Catatan bagi si peneliti juga perlu digarisbawahi yaitu bahwa skripsi bukan tentang banyaknya bimbingan kepada dosen melainkan banyak membaca buku, mengolah data, memahami, menulis yang baik, dan mampu mempresentasikan. Inilah pentingnya bahwa skripsi adalah cerminan diri di sisa-sisa hidup sebagai mahasiswa.

Agar seorang mahasiswa dapat lulus dengan baik Pak Dede memberi tips terutama ketika skripsi akan diujikan yaitu pahami isi skripsi, lalu merangkumnya poin penting, buat tabel atau peta konsep setelah itu seringlah latihan dalam berbicara menyampaikan gagasan.
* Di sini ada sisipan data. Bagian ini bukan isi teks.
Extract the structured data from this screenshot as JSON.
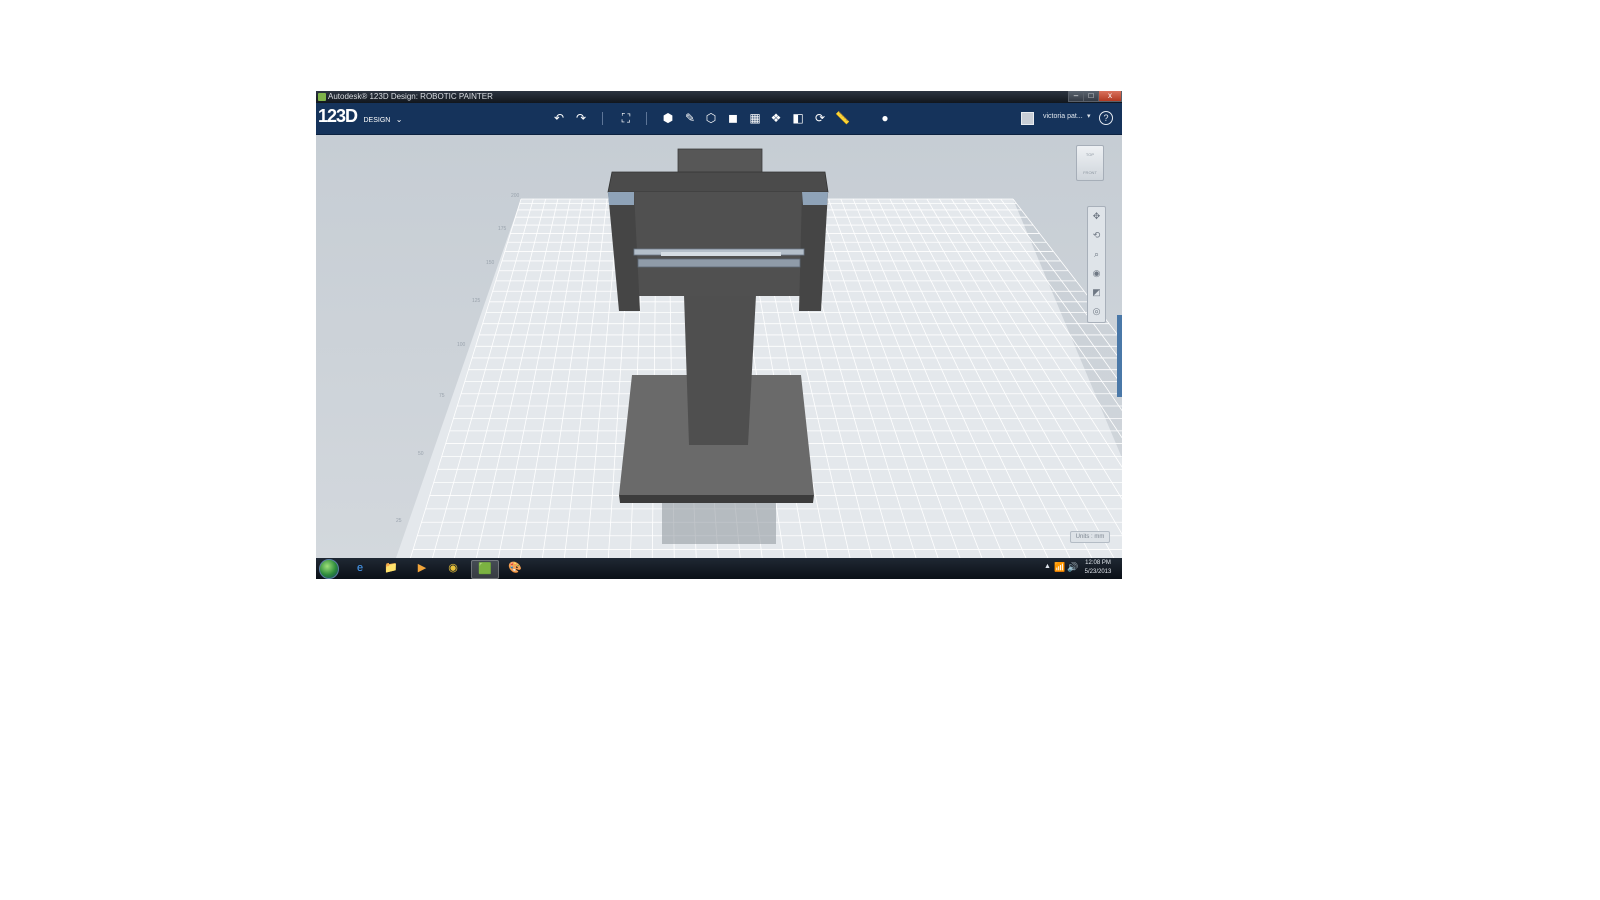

Nilai filosofis yang terkandung dalam proses mengerjakan skripsi adalah bahwa penelitian itu penting dan harus jadi budaya. Penelitian sesungguhnya menjadikan seseorang semakin sadar, kritis dan mampu merespon problematika di sekitarnya. Ciri-ciri manusia maju ialah orang maju mau berpikir berdasarkan data. Jika setiap orang bicara berdasarkan data, ilmu pastilah ia ciri orang terpelajar. Jadi tidak asal ngawur saja dalam bicara. Jika sudah ngawur dalam bicara maka diam lebih baik. Lalu bagaimana caranya agar menjadi manusia yang berkarakter tentu seseorang harus banyak baca buku, mencermati fenomena sosial, dan sering berhati-hati dalam berbicara.

Terakhir dalam proses perjalanan membuat skripsi atau lebih umunya lagi kuliah tujuanya hanya satu yaitu mengembangkan keilmuan, mengembangkan diri untuk terus bermanfaat bagi sesama. خير النّاس انفعهم للنّاس

*Disampaikan dalam acara tasyakuran kelulusan Mar'isyam, S.H, Amalia Ahsani, S.Pd, dan Eva Rumyati, S.E di Ndalem Perumahan Sumbergempol 29/6/21.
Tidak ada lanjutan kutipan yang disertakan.